Burada yani askerde hakikaten öyle böyle değil bayağı bir şey öğreniyorsunuz. Kürdüyle, lazıyla, trakyalısıyla yurdun her yerinden çeşit çeşit insanla yüz yüzesiniz aynı yerde oturup kalkıyorsunuz. İyisi de var ama malesef sivil hayatında yüzüne bakmayacağın bir adama da yeri geliyor verilen görev itibariyle işin düşüyor. İçlerinden öyleleri varki onları gördükçe;
“Allahım sen bizi hayatımız boyunca görgülü, anlayışlı, iletişim kurabileceğimiz insanlarla bir araya getir” diye dua etmekten başka bir şey gelmiyor içimden. Benim için bir dua edecekseniz, hep böyle dua edin lütfen.

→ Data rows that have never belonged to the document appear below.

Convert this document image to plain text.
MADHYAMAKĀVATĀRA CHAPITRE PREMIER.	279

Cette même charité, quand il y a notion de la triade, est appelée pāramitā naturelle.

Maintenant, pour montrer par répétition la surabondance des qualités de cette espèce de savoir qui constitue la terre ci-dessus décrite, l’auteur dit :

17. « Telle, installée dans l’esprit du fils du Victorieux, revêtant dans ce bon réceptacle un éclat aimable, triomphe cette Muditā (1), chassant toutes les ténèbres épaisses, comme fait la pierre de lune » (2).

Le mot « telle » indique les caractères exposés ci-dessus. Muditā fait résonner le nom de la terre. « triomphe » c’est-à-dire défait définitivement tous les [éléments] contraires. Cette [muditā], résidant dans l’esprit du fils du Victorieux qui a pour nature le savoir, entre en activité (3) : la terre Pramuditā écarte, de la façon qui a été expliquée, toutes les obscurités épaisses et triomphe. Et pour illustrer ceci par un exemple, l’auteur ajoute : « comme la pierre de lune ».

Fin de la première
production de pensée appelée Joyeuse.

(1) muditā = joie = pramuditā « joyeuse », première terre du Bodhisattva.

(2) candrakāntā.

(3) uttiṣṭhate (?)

Bu tür insanlara katlanmak zorunda kaldığınız için askerlikte sabretmeyi çok ama çok iyi öğreniyorsunuz, öyle böyle değil hani.
Öğrenilen diğer şey ise şükretmek. Meğer elimizdeki nimetlerin farkında değilmişiz.
- Kendinle baş başa kalabildiğin başını soktuğun bir evin varsa,
- Dışarıda saat sınırı olmadan özgürce dolaşabiliyorsan,
- Her türlü elektronik aleti kullanma özgürlüğüne sahipsen,
- Çayı demir bardak yerine cam bardaktan içebiliyorsan,
- Kahvaltın 3 veya fazlası kahvaltılık içeriyorsa,
- Kadın elinin değdiği güzelce yapılmış bir yemek yiyebiliyorsan,
- Sofranda taze ekmek bulunuyorsa (burada hiç taze ekmek vermiyorlar),
- Sağlığın yerindeyse,
(Çünkü hastalandığında kimse bakmıyor kendinle baş başasın) - İstediğin zaman duşa girebiliyorsan,
- Deliksiz bir uyku uyuyabiliyorsan,
Kendini çoook ama çooook şanslı hissedebilirsin.
Daha küçük şeylerden mutlu olabilmeyi öğrenmiş olarak döneceğim kesinlikle.
Askerlik insana bir şeyler katıyor ama bir şeyler de götürüyor.
Çok az kaldı. Her askerlik bahsi geçtiğinde sevgi ve saygıyla hatırlayacağım komutanlar ve arkadaşlar edindim. Bir de, iyi bir hayat tecrübesi…
Hayatın bıraktığım yerden daha farklı devam edeceğini düşünüyorum.
Çok özledim sizleri, anlatamam.
Şu mektubu okuyorsan bu demektir ki zamanla yaşamın bir kıyısında bıraktığım arkadaşlarımdan biri olmadın, hala iletişim halindeyiz ve bir şeyler paylaşıyoruz ne güzel… Gelince herşey daha güzel olacak, hayattan daha fazla zevk alacagım kesin yada almaya çalışacağım. Ne demiş Seneca;
“İyi yaşamak için acele et ve şunu bil ki her gün başlı başına bir hayattır”.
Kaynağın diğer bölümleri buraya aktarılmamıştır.